Our application of the statute in this case is consistent with the legislative purpose behind extending the Good
Samaritan defense to medical professionals in hospital settings. The statute is intended to increase the
incentives for physicians to respond voluntarily to medical emergencies, even if they occur in a hospital.
McIntyre, 109 S.W.3d at 745. The exclusions built into the statute ensure that medical professionals are only
entitled to the defense if their actions are truly voluntary, not simply part of the professional’s ordinary duties.
See Tex. Civ. Prac. & Rem. Code § 74.001(b) –(c). As such, this case can be distinguished from McIntyre,
where we upheld the doctor’s assertion of the Good Samaritan defense. There, Douglas McIntyre, an
obstetrician, was in the hospital visiting one of his patients when he responded to a page over the intercom
requesting that a doctor immediately assist with Debra Ramirez’s delivery. Unlike in this case, McIntyre was not
part of Ramirez’s labor and delivery team, was not on-call, and was not expected to respond to such an
emergency. Instead, he was going about his scheduled appointments when he voluntarily came to another
patient’s aid. McIntyre, 109 S.W.3d at 743, 749.[2] In contrast, there is evidence here that it was part of Riddle’s
job as the anesthesiologist in the delivery room to intubate a newborn if the circumstances required.

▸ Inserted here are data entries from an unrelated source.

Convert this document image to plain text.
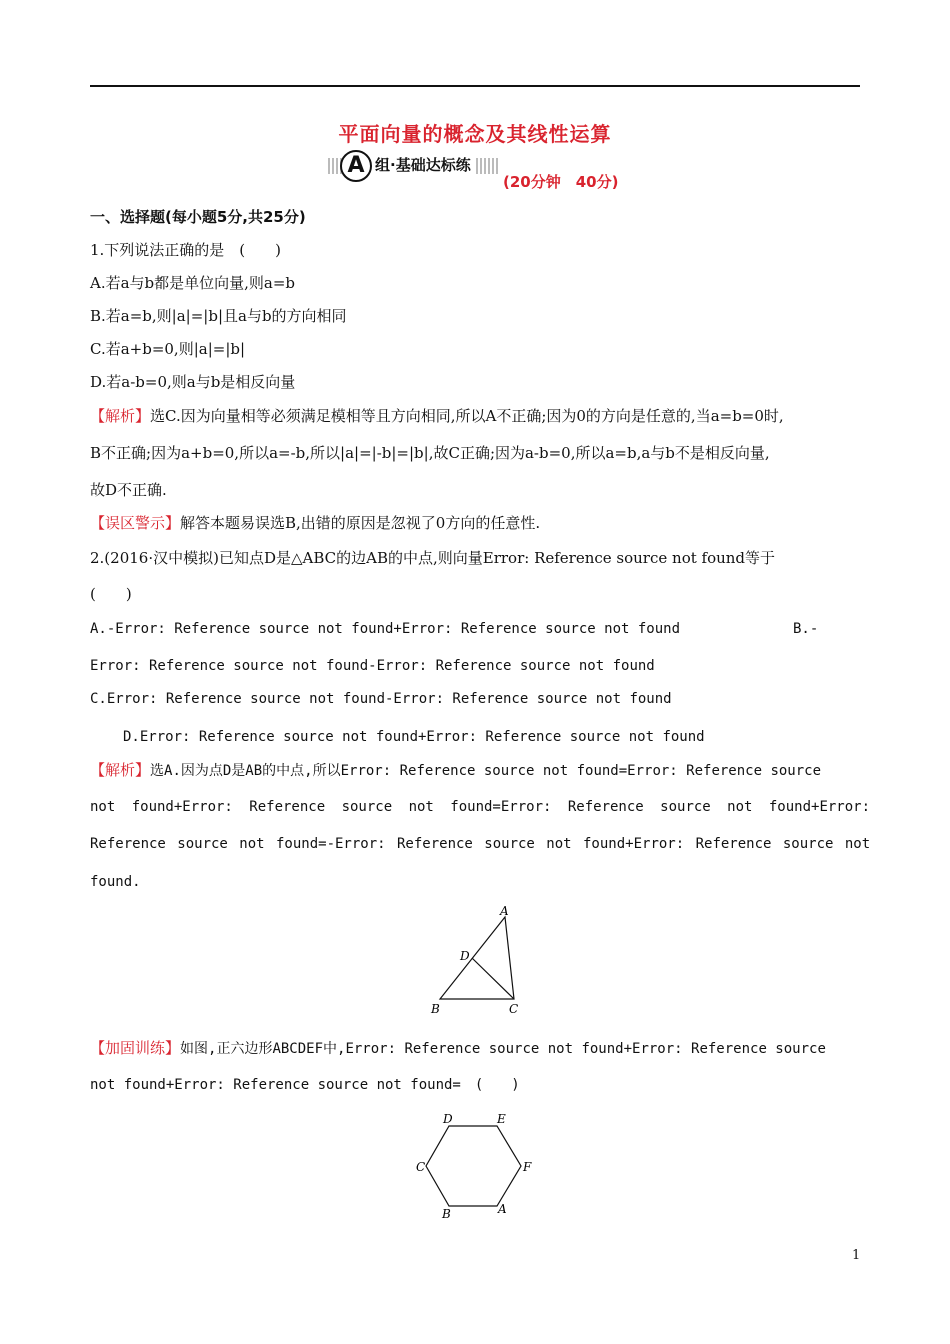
平面向量的概念及其线性运算
A 组·基础达标练
(20分钟　40分)
一、选择题(每小题5分,共25分)
1.下列说法正确的是　(　　)
A.若a与b都是单位向量,则a=b
B.若a=b,则|a|=|b|且a与b的方向相同
C.若a+b=0,则|a|=|b|
D.若a-b=0,则a与b是相反向量
【解析】选C.因为向量相等必须满足模相等且方向相同,所以A不正确;因为0的方向是任意的,当a=b=0时,
B不正确;因为a+b=0,所以a=-b,所以|a|=|-b|=|b|,故C正确;因为a-b=0,所以a=b,a与b不是相反向量,
故D不正确.
【误区警示】解答本题易误选B,出错的原因是忽视了0方向的任意性.
2.(2016·汉中模拟)已知点D是△ABC的边AB的中点,则向量Error: Reference source not found等于
(　　)
A.-Error: Reference source not found+Error: Reference source not found	B.-
Error: Reference source not found-Error: Reference source not found
C.Error: Reference source not found-Error: Reference source not found
D.Error: Reference source not found+Error: Reference source not found
【解析】选A.因为点D是AB的中点,所以Error: Reference source not found=Error: Reference source
not found+Error: Reference source not found=Error: Reference source not found+Error:
Reference source not found=-Error: Reference source not found+Error: Reference source not
found.
A
D
B	C
【加固训练】如图,正六边形ABCDEF中,Error: Reference source not found+Error: Reference source
not found+Error: Reference source not found=　(　　)
D	E
C	F
B	A
1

Given the legislative purpose behind the Good Samaritan defense and the fact that Riddle was part of the labor
and delivery team, we cannot agree with the court of appeals’ conclusion that Riddle established his entitlement
to the defense as a matter of law. Accordingly, without hearing oral argument, we grant the petition for review,
reverse the court of appeals’ judgment, and remand to the court of appeals to consider whether the summary
judgment should be affirmed on alternative grounds. See Tex. R. App. P. 59.1.

Opinion Delivered: February 15, 2008


[1] At the time of these events, the Good Samaritan statute was codified at Texas Civil Practice and Remedies
Code section 74.001. It has since been heavily amended and is now found at Texas Civil Practice and
Remedies Code section 74.151. All references to the Good Samaritan statute in this opinion will be to section
74.001 as it stood in 2001. See Act of June 16, 1985, 69th Leg., R.S., ch. 962, 1985 Tex. Gen. Laws 3325,
amended by Act of June 19, 1993, 73d Leg., R.S., ch. 960, 1993 Tex. Gen. Laws 4193–94, amended by Act of
June 18, 1999, 76th Leg., R.S., ch. 679, 1999 Tex. Gen. Laws 3251.

[2] In McIntyre, we addressed only the remuneration exception to the Good Samaritan defense; we did not
discuss whether McIntyre fit into the “associated by” exception. McIntyre, 109 S.W.3d 741.